3.Gli ottimisti parlano ed auspicano interventi massicci per risolvere il problema delle infrastrutture del trasporto in Sicilia ed in Calabra, pensano ad interventi paralleli e si spingono a sostenere che negli anni di costruzione del Ponte si possa intervenire almeno su strade e ferrovie. A fine percorso si potranno avere il Ponte, le autostrade perfette e le ferrovie almeno con il doppio binario.- Tanto, si dice, la spesa per il ponte graverà soprattutto sui privati e quella per le infrastrutture sullo stato. Io ritengo che questi sono oltre che ottimisti anche sognatori. In modo più realistico la ipotesi che si può fare è quella della viabilità stradale e ferroviaria e con gli attuali chiari di luna finanziari questo sarebbe il massimo. Mobilitarsi almeno su questa scelta significherebbe dare concretezza ad un programma realizzabile in tempi medi, coinvolgere le comunità locali, creare occupazione diffusa, sostenere in concreto l’economia.

4.Per la realizzazione del ponte, tanto per finire, ci sono problemi assai dispendiosi di riassetto del territorio, di economia locale, di trasferimento di famiglie e di consenso civile.
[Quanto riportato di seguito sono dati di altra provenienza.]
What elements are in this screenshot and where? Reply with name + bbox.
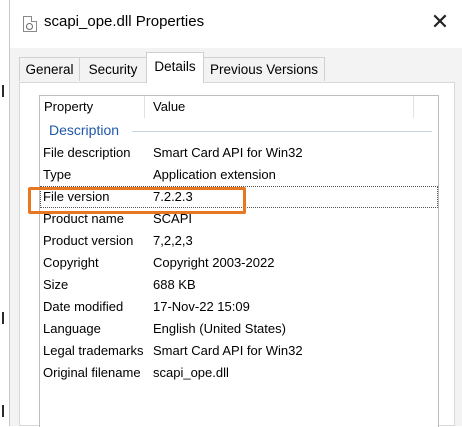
column-divider[interactable] — [413, 96, 414, 118]
annotation-highlight-box — [28, 187, 246, 214]
column-header-property[interactable]: Property — [44, 99, 93, 114]
property-name: File description — [43, 145, 131, 160]
property-value: Copyright 2003-2022 — [153, 255, 275, 270]
column-header-value[interactable]: Value — [153, 99, 185, 114]
property-value: 7,2,2,3 — [153, 233, 193, 248]
list-header: Property Value — [40, 96, 438, 118]
tab-security[interactable]: Security — [79, 57, 147, 81]
property-value: scapi_ope.dll — [153, 365, 229, 380]
property-name: Original filename — [43, 365, 141, 380]
property-name: Type — [43, 167, 72, 182]
group-divider — [132, 131, 432, 132]
property-value: 688 KB — [153, 277, 196, 292]
window-title: scapi_ope.dll Properties — [44, 13, 205, 30]
list-item-size[interactable]: Size 688 KB — [40, 274, 438, 296]
list-item-language[interactable]: Language English (United States) — [40, 318, 438, 340]
property-name: Size — [43, 277, 69, 292]
property-name: Copyright — [43, 255, 99, 270]
title-bar: scapi_ope.dll Properties ✕ — [10, 0, 462, 48]
property-name: Product version — [43, 233, 134, 248]
property-value: 17-Nov-22 15:09 — [153, 299, 250, 314]
property-value: Application extension — [153, 167, 276, 182]
list-item-legal-trademarks[interactable]: Legal trademarks Smart Card API for Win3… — [40, 340, 438, 362]
list-item-copyright[interactable]: Copyright Copyright 2003-2022 — [40, 252, 438, 274]
dll-file-icon — [23, 16, 37, 32]
list-item-type[interactable]: Type Application extension — [40, 164, 438, 186]
details-list[interactable]: Property Value Description File descript… — [39, 95, 439, 427]
tab-general[interactable]: General — [19, 57, 80, 81]
close-button[interactable]: ✕ — [417, 8, 462, 38]
list-item-product-version[interactable]: Product version 7,2,2,3 — [40, 230, 438, 252]
list-item-file-description[interactable]: File description Smart Card API for Win3… — [40, 142, 438, 164]
tab-strip: General Security Details Previous Versio… — [10, 52, 462, 83]
list-item-date-modified[interactable]: Date modified 17-Nov-22 15:09 — [40, 296, 438, 318]
property-name: Date modified — [43, 299, 124, 314]
details-panel: Property Value Description File descript… — [19, 82, 455, 427]
background-window-edge — [0, 0, 9, 426]
list-item-original-filename[interactable]: Original filename scapi_ope.dll — [40, 362, 438, 384]
property-value: Smart Card API for Win32 — [153, 343, 303, 358]
property-value: English (United States) — [153, 321, 286, 336]
property-value: Smart Card API for Win32 — [153, 145, 303, 160]
tab-details[interactable]: Details — [146, 52, 204, 83]
group-label-description: Description — [49, 122, 120, 138]
tab-previous-versions[interactable]: Previous Versions — [203, 57, 325, 81]
property-name: Legal trademarks — [43, 343, 144, 358]
property-name: Language — [43, 321, 101, 336]
column-divider[interactable] — [144, 96, 145, 118]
A prescindere dalle riserve negative – assai difficili da superare – dei Verdi, della Sinistra, delle Università e dei tanti pareri contrari di studiosi e tecnici di fama locali e non, si pensi allo sfollamento del territorio assai popolato delle zone necessarie per costruire i pilastri, al costo economico politico e sociale di un tale trasferimento di gente che dovrà avvenire da subito per avviare i cantieri, alle attività economiche locali da eliminare e da ricompensare, ai terreni e fabbricati da espropriare. Si tratta di costi economici e sociali che avranno bisogno di tempi burocratici e finanziari certamente lunghi per essere soddisfatti. Non credo sia possibile risolverli in tempi brevi e a pronta cassa.

5.Ultimo argomento. Una attività di tale natura che si protrarrà nel tempo per anni sommuoverà attività, interessi, lavori e quindi appalti, finanziamenti, compensi: pensate alla goduria della mafia e della ‘ndrangheta che già si stanno muovendo per mobilitare consensi, per gli appalti, per i finanziamenti. Non credo debba spendere molte parole per dare l’idea dell’interesse mafioso per una opera di tanta spesa. E non credo – mi si perdoni il cattivo pensiero – che siano molti ad essere interessati ad evitare infiltrazioni criminali. Questi sono solo cinque motivi per suscitare perplessità, specie in un momento di difficoltà economiche per il Paese e per la Comunità Europea. Noi ci rendiamo perfettamente conto del valore dell’opera, la riteniamo tuttavia impraticabile oggi come oggi impraticabile. Sull’argomento avremo occasione di ulteriori interventi.